ABDELMAJID LAKHAL : INTERVIEW

Propos recueillis par Neïla Azouz – jetmagazine.net – Publié le 17.06.2008

Jet Set : Comment avez-vous atterri dans le monde du théâtre ?

  • Mon père était membre d’une association théâtrale qui s’appelait «Le Tonnerre», dirigée à l’époque par son président, Hamadi Ben Zakour.
    Il y avait des membres illustres, comme Taoufik Boughedir, le père de Férid.
    Mon père m’emmenait de temps en temps avec lui voir ce qui se passait dans les coulisses, et un beau jour, ils ont eu besoin d’un enfant pour jouer un petit rôle dans une pièce écrite par Salah Zouaoui. Ils ont découvert parallèlement que j’avais une belle voix. J’avais 9 ans.
    À l’époque, une troupe musicale venait jouer à la fin de la pièce, et c’est comme ça qu’est née la fameuse troupe de Ridha Kalii «El Manar», avec laquelle je chantais.
    D’ailleurs, on voulait m’emmener enregistrer des chansons à la radio, mais mon père a refusé catégoriquement, par peur de me voir gâcher mes études. Il m’a interdit d’y aller et lui-même s’est retiré de l’association.
    Mais l’idée s’est incrustée dans ma tête, et à l’âge de 15 ans, au cercle des élèves étudiants de Hammam-Lif, on a fondé plusieurs cellules dont celle du théâtre, où j’ai connu des professeurs qui aimaient le théâtre, comme Rachid Ben Ayed, le frère d’Ali Ben Ayed, que j’admirais depuis longtemps et que je considérais comme un grand frère.
    Le temps a passé, et comme je ne voulais pas lâcher le théâtre, mon père a décidé de me laisser vivre ma passion. Il en a touché un mot à son ami Salah El Mahdi, qui m’a promis de m’envoyer aux États-Unis si je réussissais mon bac… Mais en seconde, j’ai lâché, je n’en pouvais plus, je devais faire du théâtre.
    Et c’est là que Salah El Mahdi et Hsan Zmerli décident de me faire passer un concours pour intégrer l’École d’Art dramatique. J’ai passé le concours et à l’oral, Mohamed Aziz El Agerbi, membre du jury et grande personnalité de théâtre, me demande : «Qu’est-ce que tu veux faire dans la vie, après tes études ?». J’ai répondu : «Metteur en scène». J’ai intégré l’école qui, après sa nationalisation, est devenue le Conservatoire national de musique, de théâtre et de danse, dirigé toujours par Salah El Mahdi.
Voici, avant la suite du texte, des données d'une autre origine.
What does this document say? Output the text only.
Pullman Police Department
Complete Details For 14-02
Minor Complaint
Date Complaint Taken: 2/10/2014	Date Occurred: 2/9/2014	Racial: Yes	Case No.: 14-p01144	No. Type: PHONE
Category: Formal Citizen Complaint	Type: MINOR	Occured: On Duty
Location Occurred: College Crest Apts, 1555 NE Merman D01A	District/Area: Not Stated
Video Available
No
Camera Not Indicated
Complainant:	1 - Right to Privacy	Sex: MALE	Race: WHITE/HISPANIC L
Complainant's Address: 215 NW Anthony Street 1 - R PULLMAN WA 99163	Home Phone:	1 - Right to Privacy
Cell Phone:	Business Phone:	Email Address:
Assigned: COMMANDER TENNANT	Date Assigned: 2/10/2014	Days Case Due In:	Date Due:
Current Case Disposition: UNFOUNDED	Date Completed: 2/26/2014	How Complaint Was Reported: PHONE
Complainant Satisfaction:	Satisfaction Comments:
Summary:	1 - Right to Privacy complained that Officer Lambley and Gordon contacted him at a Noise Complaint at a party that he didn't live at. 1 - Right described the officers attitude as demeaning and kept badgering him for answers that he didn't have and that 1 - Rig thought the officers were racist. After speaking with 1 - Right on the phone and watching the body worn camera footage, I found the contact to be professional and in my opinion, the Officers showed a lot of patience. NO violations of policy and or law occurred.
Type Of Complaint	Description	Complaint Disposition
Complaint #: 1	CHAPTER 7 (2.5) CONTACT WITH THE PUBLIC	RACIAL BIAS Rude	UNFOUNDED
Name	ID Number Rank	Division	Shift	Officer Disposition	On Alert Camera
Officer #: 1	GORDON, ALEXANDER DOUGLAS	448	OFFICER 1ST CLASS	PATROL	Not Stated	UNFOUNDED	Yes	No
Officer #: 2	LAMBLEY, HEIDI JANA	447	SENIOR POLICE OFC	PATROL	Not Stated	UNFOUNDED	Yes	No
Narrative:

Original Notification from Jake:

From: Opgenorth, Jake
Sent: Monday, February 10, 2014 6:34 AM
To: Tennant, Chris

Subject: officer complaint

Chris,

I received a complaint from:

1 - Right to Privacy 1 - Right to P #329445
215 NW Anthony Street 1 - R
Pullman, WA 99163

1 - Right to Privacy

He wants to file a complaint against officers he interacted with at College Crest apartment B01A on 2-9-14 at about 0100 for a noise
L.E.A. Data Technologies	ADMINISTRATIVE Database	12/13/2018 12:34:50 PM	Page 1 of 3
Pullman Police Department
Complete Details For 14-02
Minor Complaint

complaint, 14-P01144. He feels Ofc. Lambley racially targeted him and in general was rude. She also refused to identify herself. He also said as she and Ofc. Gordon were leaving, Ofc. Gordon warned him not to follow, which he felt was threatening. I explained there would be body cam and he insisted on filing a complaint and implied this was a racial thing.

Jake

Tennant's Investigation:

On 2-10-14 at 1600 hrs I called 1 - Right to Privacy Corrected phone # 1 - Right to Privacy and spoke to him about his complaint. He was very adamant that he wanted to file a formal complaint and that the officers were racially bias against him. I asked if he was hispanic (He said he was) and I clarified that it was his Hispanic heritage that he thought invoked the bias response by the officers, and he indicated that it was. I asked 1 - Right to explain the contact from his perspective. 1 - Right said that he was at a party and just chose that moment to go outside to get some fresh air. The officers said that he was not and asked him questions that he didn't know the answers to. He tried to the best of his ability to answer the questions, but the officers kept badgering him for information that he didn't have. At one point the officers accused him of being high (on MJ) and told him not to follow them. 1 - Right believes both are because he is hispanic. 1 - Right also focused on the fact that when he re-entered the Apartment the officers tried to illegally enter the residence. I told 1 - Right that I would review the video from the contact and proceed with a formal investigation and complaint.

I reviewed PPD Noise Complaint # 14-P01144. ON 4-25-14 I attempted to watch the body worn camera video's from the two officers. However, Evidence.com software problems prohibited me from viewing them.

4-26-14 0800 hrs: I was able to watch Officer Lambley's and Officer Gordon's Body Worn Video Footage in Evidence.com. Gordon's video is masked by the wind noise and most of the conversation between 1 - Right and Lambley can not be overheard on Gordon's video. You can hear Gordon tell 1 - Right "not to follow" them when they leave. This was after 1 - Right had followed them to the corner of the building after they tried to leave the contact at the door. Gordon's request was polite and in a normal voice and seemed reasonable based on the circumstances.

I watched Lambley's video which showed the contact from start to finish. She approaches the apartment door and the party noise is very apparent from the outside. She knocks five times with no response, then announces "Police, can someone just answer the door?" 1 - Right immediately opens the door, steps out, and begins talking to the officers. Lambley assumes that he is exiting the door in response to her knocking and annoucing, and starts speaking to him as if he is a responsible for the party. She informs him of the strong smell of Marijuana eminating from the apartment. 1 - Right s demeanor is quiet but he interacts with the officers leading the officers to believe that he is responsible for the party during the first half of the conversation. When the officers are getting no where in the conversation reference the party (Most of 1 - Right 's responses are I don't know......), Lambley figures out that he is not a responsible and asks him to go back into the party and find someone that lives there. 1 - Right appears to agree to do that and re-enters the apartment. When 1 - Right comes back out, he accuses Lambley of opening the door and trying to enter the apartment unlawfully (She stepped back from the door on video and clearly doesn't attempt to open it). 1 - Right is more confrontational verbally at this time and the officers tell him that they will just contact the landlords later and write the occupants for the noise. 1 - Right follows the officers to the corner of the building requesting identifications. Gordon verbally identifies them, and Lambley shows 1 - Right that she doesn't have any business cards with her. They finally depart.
C’est d’ailleurs à cause de ce changement que j’ai dû passer le concours une deuxième fois.
    Ma seule faiblesse était l’arabe littéraire puisqu’à l’époque du colonialisme, on n’apprenait pas l’arabe ; ce qui m’a d’ailleurs fait rater le diplôme de fin d’année. C’était une véritable catastrophe, j’ai même failli me suicider tellement j’étais mal.
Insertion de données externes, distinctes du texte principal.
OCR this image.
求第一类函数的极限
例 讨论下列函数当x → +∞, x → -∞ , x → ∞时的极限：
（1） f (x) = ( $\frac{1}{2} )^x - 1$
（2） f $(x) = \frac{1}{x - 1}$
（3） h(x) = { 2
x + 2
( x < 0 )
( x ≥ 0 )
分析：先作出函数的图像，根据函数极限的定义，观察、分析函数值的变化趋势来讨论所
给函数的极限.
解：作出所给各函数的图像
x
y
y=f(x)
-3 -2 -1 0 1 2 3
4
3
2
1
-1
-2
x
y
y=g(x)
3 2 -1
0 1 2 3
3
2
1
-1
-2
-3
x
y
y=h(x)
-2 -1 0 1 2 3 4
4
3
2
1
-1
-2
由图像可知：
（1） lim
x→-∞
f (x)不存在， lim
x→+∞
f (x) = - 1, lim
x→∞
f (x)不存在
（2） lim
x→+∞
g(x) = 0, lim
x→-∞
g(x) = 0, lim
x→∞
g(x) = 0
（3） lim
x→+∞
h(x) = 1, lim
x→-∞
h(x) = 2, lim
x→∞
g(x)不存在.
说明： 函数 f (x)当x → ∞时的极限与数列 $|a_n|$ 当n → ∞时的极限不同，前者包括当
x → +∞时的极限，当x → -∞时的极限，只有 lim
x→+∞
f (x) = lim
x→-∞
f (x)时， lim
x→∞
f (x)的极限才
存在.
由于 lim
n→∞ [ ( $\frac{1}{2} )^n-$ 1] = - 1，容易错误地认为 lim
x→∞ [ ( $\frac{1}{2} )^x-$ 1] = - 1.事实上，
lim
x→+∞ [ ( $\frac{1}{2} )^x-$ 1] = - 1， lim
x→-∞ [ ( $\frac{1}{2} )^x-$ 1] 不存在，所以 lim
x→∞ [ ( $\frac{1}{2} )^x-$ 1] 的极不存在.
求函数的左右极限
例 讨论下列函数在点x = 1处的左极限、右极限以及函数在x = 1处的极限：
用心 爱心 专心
    Heureusement, j’étais amoureux de mon ex-femme de nationalité allemande. Je suis parti dans son pays et je ne voulais plus revenir en Tunisie. Mais mes copains de classe m’écrivaient, me demandaient de revenir repasser la deuxième session, et finalement je suis revenu, je me suis enfermé dans ma chambre et j’ai enfin eu mon diplôme.
    Depuis, j’ai été admis dans la troupe municipale puis je suis parti à Paris.
    À l’époque, Ali Ben Ayed montait Caligula, pièce avec laquelle on a participé au Théâtre des Nations. Puis je suis allé à l’Université du Théâtre des Nations avec mon collègue Mohsen Ben Abdadallah, et c’est là que j’ai commencé à apprendre les ficelles du théâtre, du chant, de la danse…
    Je regrette une seule chose, c’est de n’avoir pas appris à jouer d’un instrument.
    Avec l’Université du Théâtre des Nations, j’ai demandé à Jean-Louis Barrault de m’admettre à l’Odéon de Paris. Il m’a écrit une lettre gentille me disant qu’il m’acceptait en tant que stagiaire, mais voilà qu’Ali Ben Ayed revient pour prendre officiellement la direction de la troupe municipale, et il me demande de revenir en Tunisie pour être son assistant et régisseur de la troupe, un poste assez ingrat.
    Mais comme je ne pouvais rien refuser à Ali Ben Ayed que je considérais comme un frère, j’ai tout laissé tomber et suis revenu en Tunisie pour prendre le poste.
    J’ai fait avec lui toutes les pièces, de l’École des Femmes jusqu’à Bernarda Alba.
    On a tourné un peu partout dans le monde, à Vienne, Beyrouth, au Caire…
    Mais je voulais toujours retourner chez Jean-Louis Barrault, puisqu’il m’ouvrait les portes de l’Odéon. J’ai formé deux régisseurs pour me remplacer et je suis parti à Paris, le lendemain du mariage d’Ali Ben Ayed.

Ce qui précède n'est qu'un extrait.